Toch blijf ik twijfelen over mijn keuze, want er komen nog zoveel dingen bij kijken die in beide gevallen jouw ontwikkeling anders zullen laten verlopen dan in de boekjes staat beschreven. Wanneer jij vijftien bent, is je moeder zevenentwintig óf achtenzeventig. Het is maar goed dat zowel de junior als de senior van een meisje bevallen zijn, want aan een Oedipuscomplex moet je als jongen toch niet denken. In het geval van de jonge, strakke moeder kom je er nooit meer vanaf (en staan je vrienden in de rij om het huishouden te doen), in het geval van de bejaarde ben je automatisch voor het leven getekend als gerontofiel. Ook is het in de puberteit onmogelijk je af te zetten met muziek. De ene moeder kent alles waar jij mee aankomt al ‘uit haar tijd’, de andere hoort niks. Een generatiekier of een generatieravijn, beide reden tot haarkloverij.

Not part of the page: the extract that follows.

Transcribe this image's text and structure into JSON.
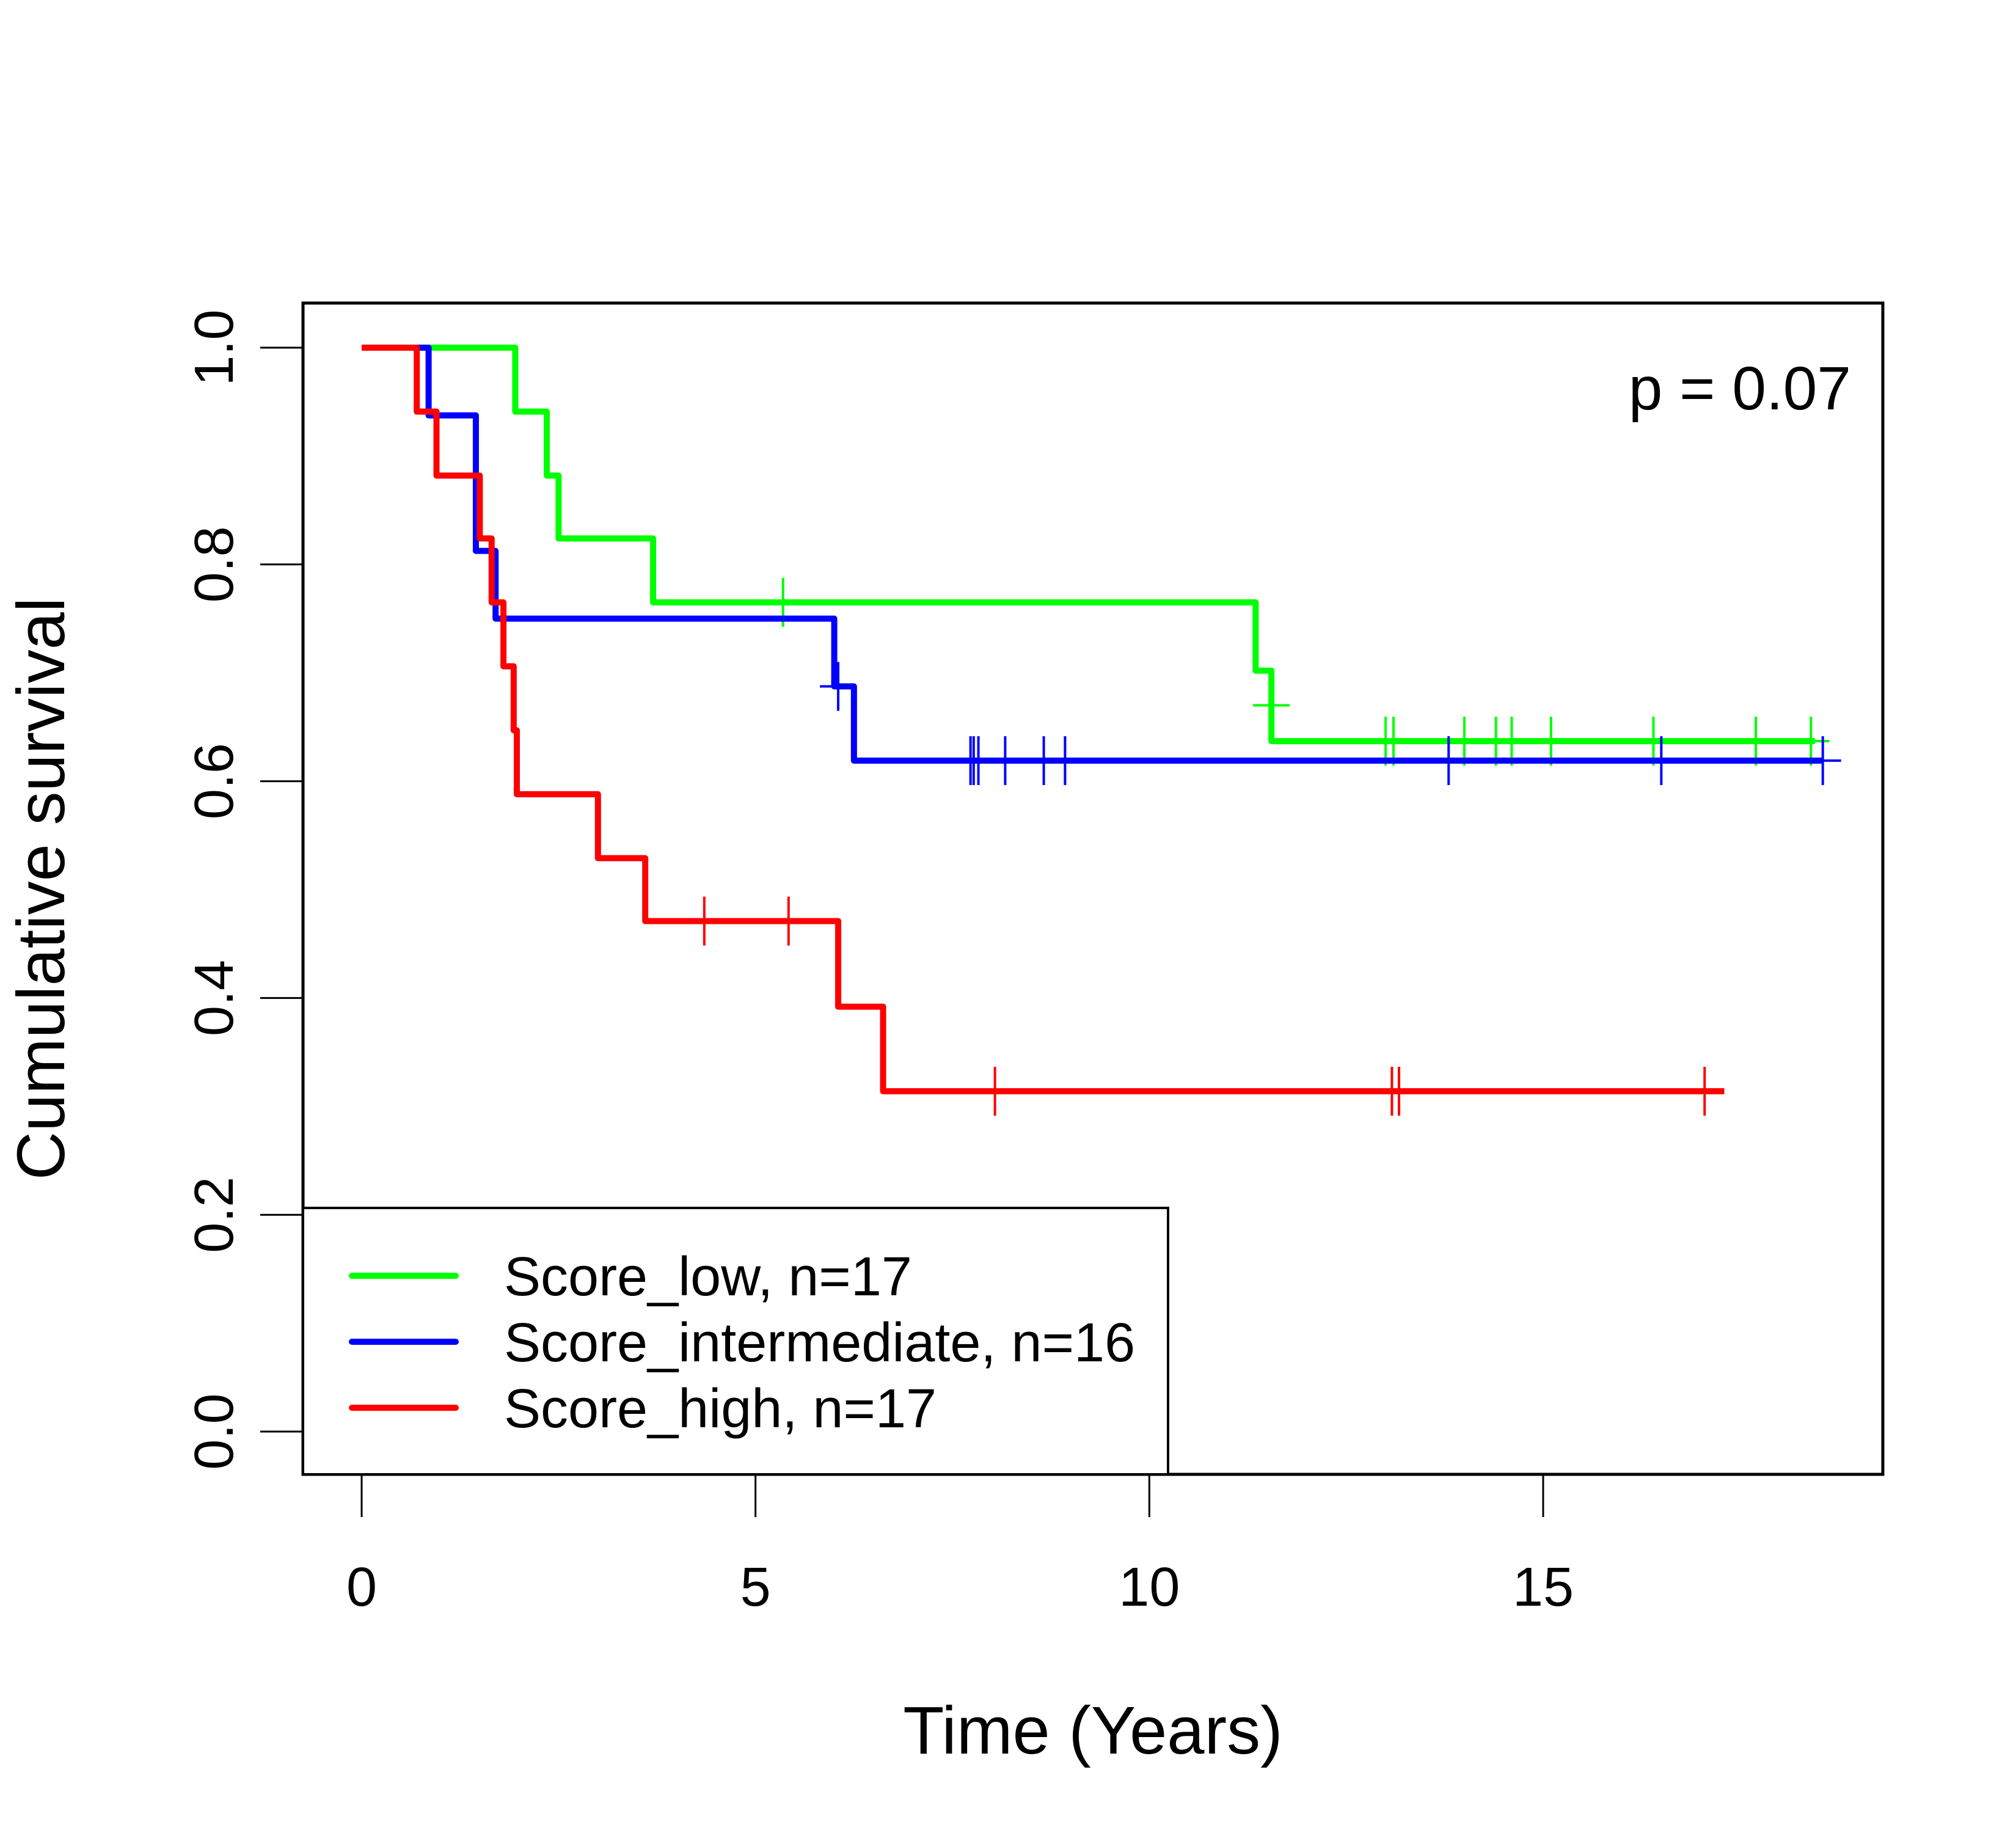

Er zijn mensen die beweren dat wij als ronddolende zielen de ouders uitkiezen die ons gaan verwekken. Ik geloof niet in leven voor het leven. Toch probeer ik mij voor te stellen dat ik zo’n ziel ben en de keuze heb tussen twaalf of drieënzestig. Het lijkt een onzinnig dilemma, maar de extremiteiten waar het nieuws ons zo nu en dan op trakteert zijn niet zomaar fascinerend. We worden door deze berichten met onze eigen waarden geconfronteerd en gaan dieper nadenken over dat wat vanzelfsprekend lijkt, maar in feite net zo complex is.
Waarom zou je een kind op de wereld zetten? Wat heb je nieuw leven in godsnaam te bieden? Hoe belangrijk is jouw eigen geluk? Hoe belangrijk is de omgeving? Wat is de natuur? Ook als je, net als mijn dochter, een moeder hebt van achtentwintig (de leeftijdscategorie waarop je volgens onderzoek het beste kinderen kan nemen, omdat het geluk dan het grootst zou zijn), afkomstig uit een trotse familie met gezonde verhoudingen, welkom in de wereld en een leven vol mogelijkheden voor je, moeten deze vragen voor jou gesteld worden. Want als er een antwoord is, dan ben jij dat.